С тех пор прошло немало времени, а Ефим помнил картинку ярко, отчётливо, как будто это произошло вчера. Его постоянно тянуло туда, к валуну, он сопротивлялся с упорной настойчивостью. Чаще это удавалось, особенно когда в его жизни появилась Вика. Любовь придала силы, загнав, в конце концов, надоедливый зов в самые далёкие уголки подсознания.
Как получилось, что он приехал именно сюда, Ефим и сам не знал. Возможно, хотел проверить себя. Теперь не боялся: сильнодействующее лекарство под названием «Вика» защищало надёжно и прочно. Ефим, проделав необходимые манипуляции с забросом лески и зафиксировав удилище в песке, придавил камнями. Стал ждать. Но ждал не поклёвки, а действий валуна.
И дождался…
Всё произошло как-то обыденно просто, будто сто раз уже исполнялось. Никаких спецэффектов – только чёрная дыра и звёзды. Всё.
Ефиму стало смешно и любопытно – а что так? Рассчитывая, что за время его отсутствия ничего страшного с поклёвом не случится, направился к дыре. Спокойно, уверенно. Перед самым входом словно споткнулся – мимолётная тень страха появилась и пропала, периферийным зрением вдруг уловил неясный смазанный силуэт, мелькнувший сбоку. Ефим удивился, повернул голову: прямо на него летел по воздуху кот Васька с растопыренными лапами, оскаленным ртом и выпученными то ли от ужаса, то ли от ярости глазами.
Что-либо подумать Ефим не успел, его, словно пылесосом, втянуло в темноту.
Чернота обступала со всех сторон, давила прессом безысходности. Звёзды нагло смеялись в лицо, довольные своей проделкой. Красочные бутоны созвездий, будто нарисованные небрежным мастером самоучкой, застыли вечностью на холсте мироздания. Ефим хотел вздохнуть, но инстинктивно удержался – холод бесцеремонно и грубо схватил за горло железными клещами. В глазах потемнело, пальцы свело болезненной судорогой.

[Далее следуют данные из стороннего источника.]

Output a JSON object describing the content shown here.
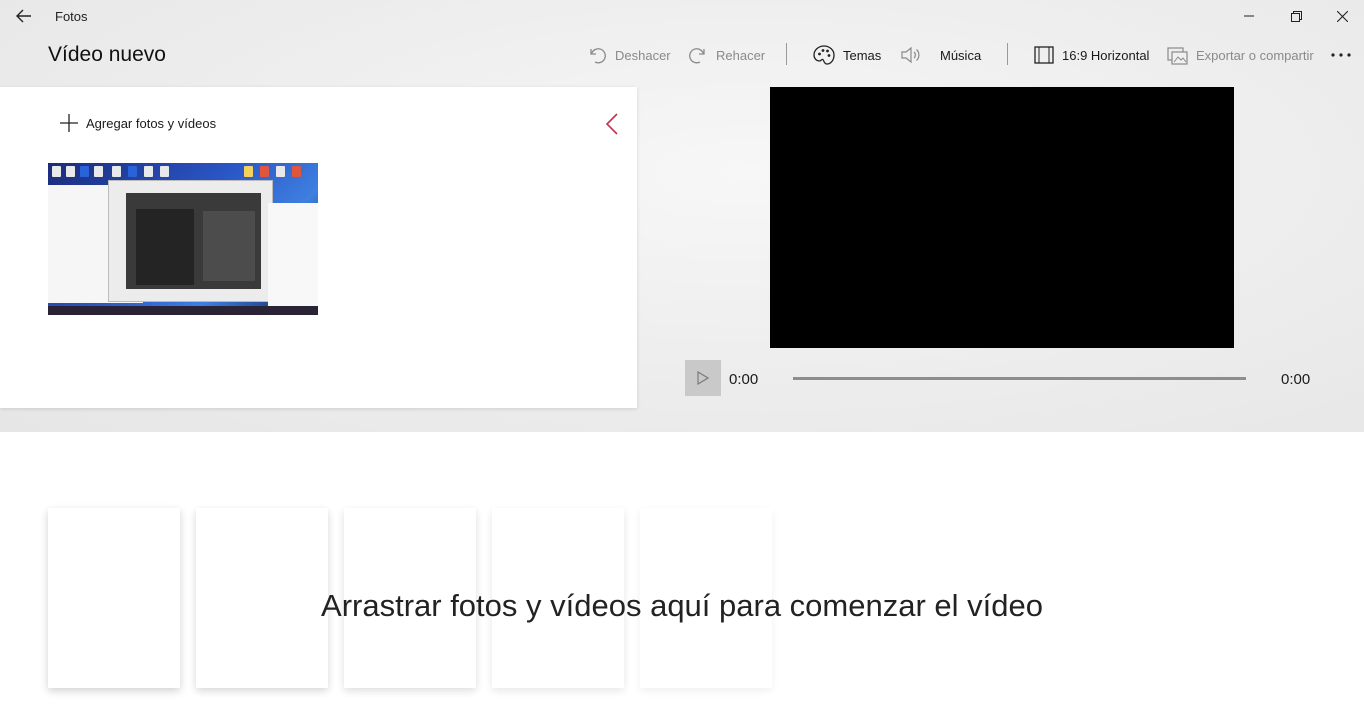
{
  "window": {
    "app_name": "Fotos"
  },
  "page": {
    "title": "Vídeo nuevo"
  },
  "toolbar": {
    "undo_label": "Deshacer",
    "redo_label": "Rehacer",
    "themes_label": "Temas",
    "music_label": "Música",
    "aspect_label": "16:9 Horizontal",
    "export_label": "Exportar o compartir"
  },
  "library": {
    "add_label": "Agregar fotos y vídeos"
  },
  "player": {
    "current_time": "0:00",
    "total_time": "0:00",
    "progress": 0
  },
  "storyboard": {
    "drop_message": "Arrastrar fotos y vídeos aquí para comenzar el vídeo"
  },
  "colors": {
    "accent": "#c4314b",
    "preview_bg": "#000000"
  }
}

Он стоял в небольшой выемке, куда ни кинь взор кругом камни, камни… с трёх сторон мрачные стены, и в одну из них упиралась сейчас его спина, чувствуя смертельную изморозь. Страшной догадкой мелькнуло, что это вовсе не Земля, а открытый космос и под ногами, возможно, астероид. Подтверждение не заставило себя долго ждать: в лёгких, словно пламя вспыхнуло, стремясь вырваться наружу, к ногам точно стопудовые гири привязали. Ефим не видел, как губы начали синеть, покрываясь тонкой корочкой льда, и не знал, что вот-вот начнётся взрывная декомпрессия, а за ней – «время полезного сознания», предвестника прихода старухи с косой.
Слева, метрах в трёх, у основания стены, где особенно сильно клубился мрак, что-то зашевелилось, поползло вверх. Ефим понял – это конец и жалеть о глупой ошибке уже поздно. Лучше бы послушался Вику и загорал бы теперь у синего, тёплого моря… с котом Васькой.